Very interesting post and also very interesting discussion, thanks.
We've done a lot of observation of low skills/low confidence users recently, so here are some extra thoughts based on their experiences.
Some people do not have email addresses or do not have access to their email.
Some low skills/low confidence users do not see any relevance to them of email, or feel unable to use it even if they had it. They may have limited access to computers - for example, using a friend or family member's computer when they do have access, or only using a computer in a library or some other public arena. They may have an email address in theory but not recall it, or they may not have an email address.
A signin process that requires email excludes these users. That may be fine for many sites, but it isn't acceptable for others - such as a government service where there is no alternative.
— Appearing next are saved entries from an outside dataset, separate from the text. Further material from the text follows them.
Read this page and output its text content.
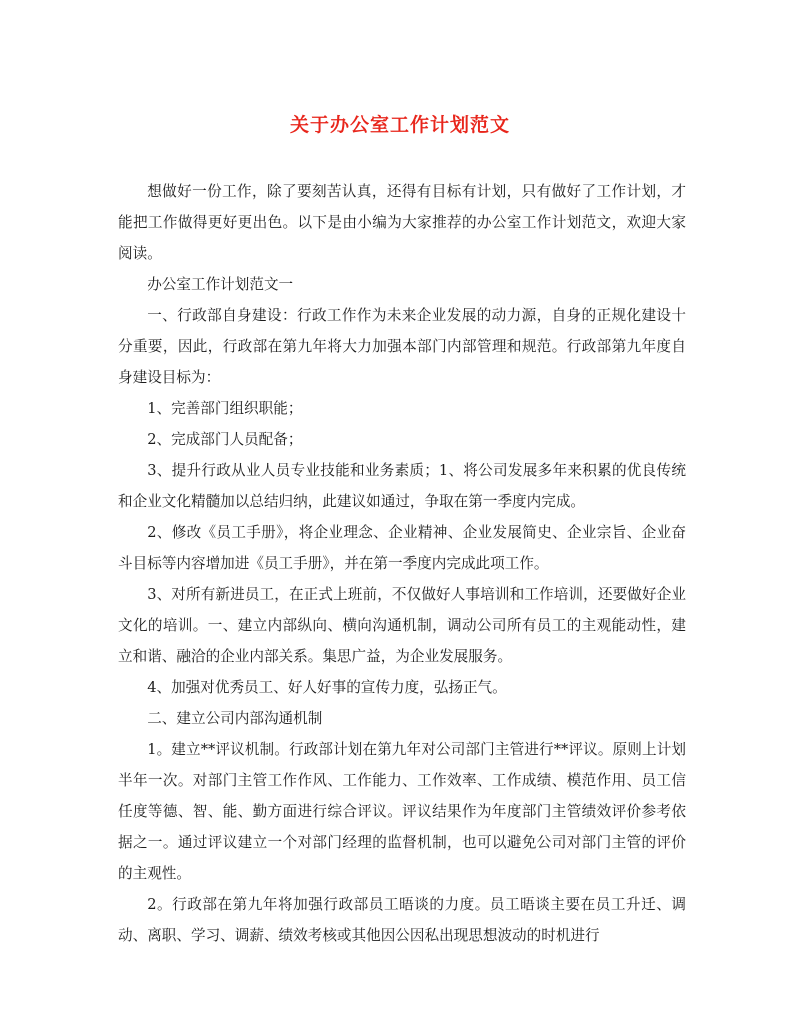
关于办公室工作计划范文

想做好一份工作，除了要刻苦认真，还得有目标有计划，只有做好了工作计划，才能把工作做得更好更出色。以下是由小编为大家推荐的办公室工作计划范文，欢迎大家阅读。

办公室工作计划范文一

一、行政部自身建设：行政工作作为未来企业发展的动力源，自身的正规化建设十分重要，因此，行政部在第九年将大力加强本部门内部管理和规范。行政部第九年度自身建设目标为：

1、完善部门组织职能；

2、完成部门人员配备；

3、提升行政从业人员专业技能和业务素质；1、将公司发展多年来积累的优良传统和企业文化精髓加以总结归纳，此建议如通过，争取在第一季度内完成。

2、修改《员工手册》，将企业理念、企业精神、企业发展简史、企业宗旨、企业奋斗目标等内容增加进《员工手册》，并在第一季度内完成此项工作。

3、对所有新进员工，在正式上班前，不仅做好人事培训和工作培训，还要做好企业文化的培训。一、建立内部纵向、横向沟通机制，调动公司所有员工的主观能动性，建立和谐、融洽的企业内部关系。集思广益，为企业发展服务。

4、加强对优秀员工、好人好事的宣传力度，弘扬正气。

二、建立公司内部沟通机制

1。建立**评议机制。行政部计划在第九年对公司部门主管进行**评议。原则上计划半年一次。对部门主管工作作风、工作能力、工作效率、工作成绩、模范作用、员工信任度等德、智、能、勤方面进行综合评议。评议结果作为年度部门主管绩效评价参考依据之一。通过评议建立一个对部门经理的监督机制，也可以避免公司对部门主管的评价的主观性。

2。行政部在第九年将加强行政部员工晤谈的力度。员工晤谈主要在员工升迁、调动、离职、学习、调薪、绩效考核或其他因公因私出现思想波动的时机进行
Some people have shared email addresses.
Another characteristic of low skills/low confidence users is that they may live in households where lack of money or lack of confidence means that they only have a single computer, and lack the skills to set up email accounts for each member of the household. The people in the household share an email account, and manage their email correspondence as a joint activity.
A signing process that requires a unique email address for each user excludes the second and subsequent user in these circumstances.
Label the buttons with what they do
You've placed the two options ("sign up" / "sign in") as two buttons close together in most of the suggested layouts. We've seen this work well as users see the two options and consider them as a pair.
We've also seen low skills/low confidence users get stuck as they don't understand the term 'sign in'. In one test, users correctly chose the other button (which had a site-specific name) solely because they didn't understand 'sign in' so opted for the other button as the least-worst available choice. When a user has low confidence to start with, any 'least worst' choice like this that further undermines confidence is a definite risk for breaking off.
So: having a pair of buttons to consider together: excellent. But careful choice of the text on the buttons is essential - and of course, testing that choice with your specific users.
Frequency of use of a term is not the same as it being understood in context
I agree with your analysis that 'sign in' is used more frequently than 'log in'.
Any high skills/high confidence user is very likely to know 'sign in', 'log in' and 'login' and what their effects are. If that's your audience, it won't matter much which you use.
But, as mentioned above, that doesn't mean that low skills/low confidence users will understand what you mean by it when they encounter it. So whichever one you choose, you may need to explain it.
Avoid two-column layouts
I don't think it's yet been mentioned in the column or discussion but it's worth repeating: don't use two-column layouts. I suspect you didn't bother to mention the issue because you know they're troublesome and wouldn't use them.
Don't put textbox labels inside the boxes
Another point that's worth mentioning explicitly: labels inside boxes are a disaster for low skills/low confidence users and for accessibility - and they're not great for many other users. I suspect this one is also so obvious as an issue that you thought it wasn't worth mentioning, but I see violations of this basic rule so often on sign-in forms that I think it needs to be stated explicitly.
Thanks again for a great article and great comments.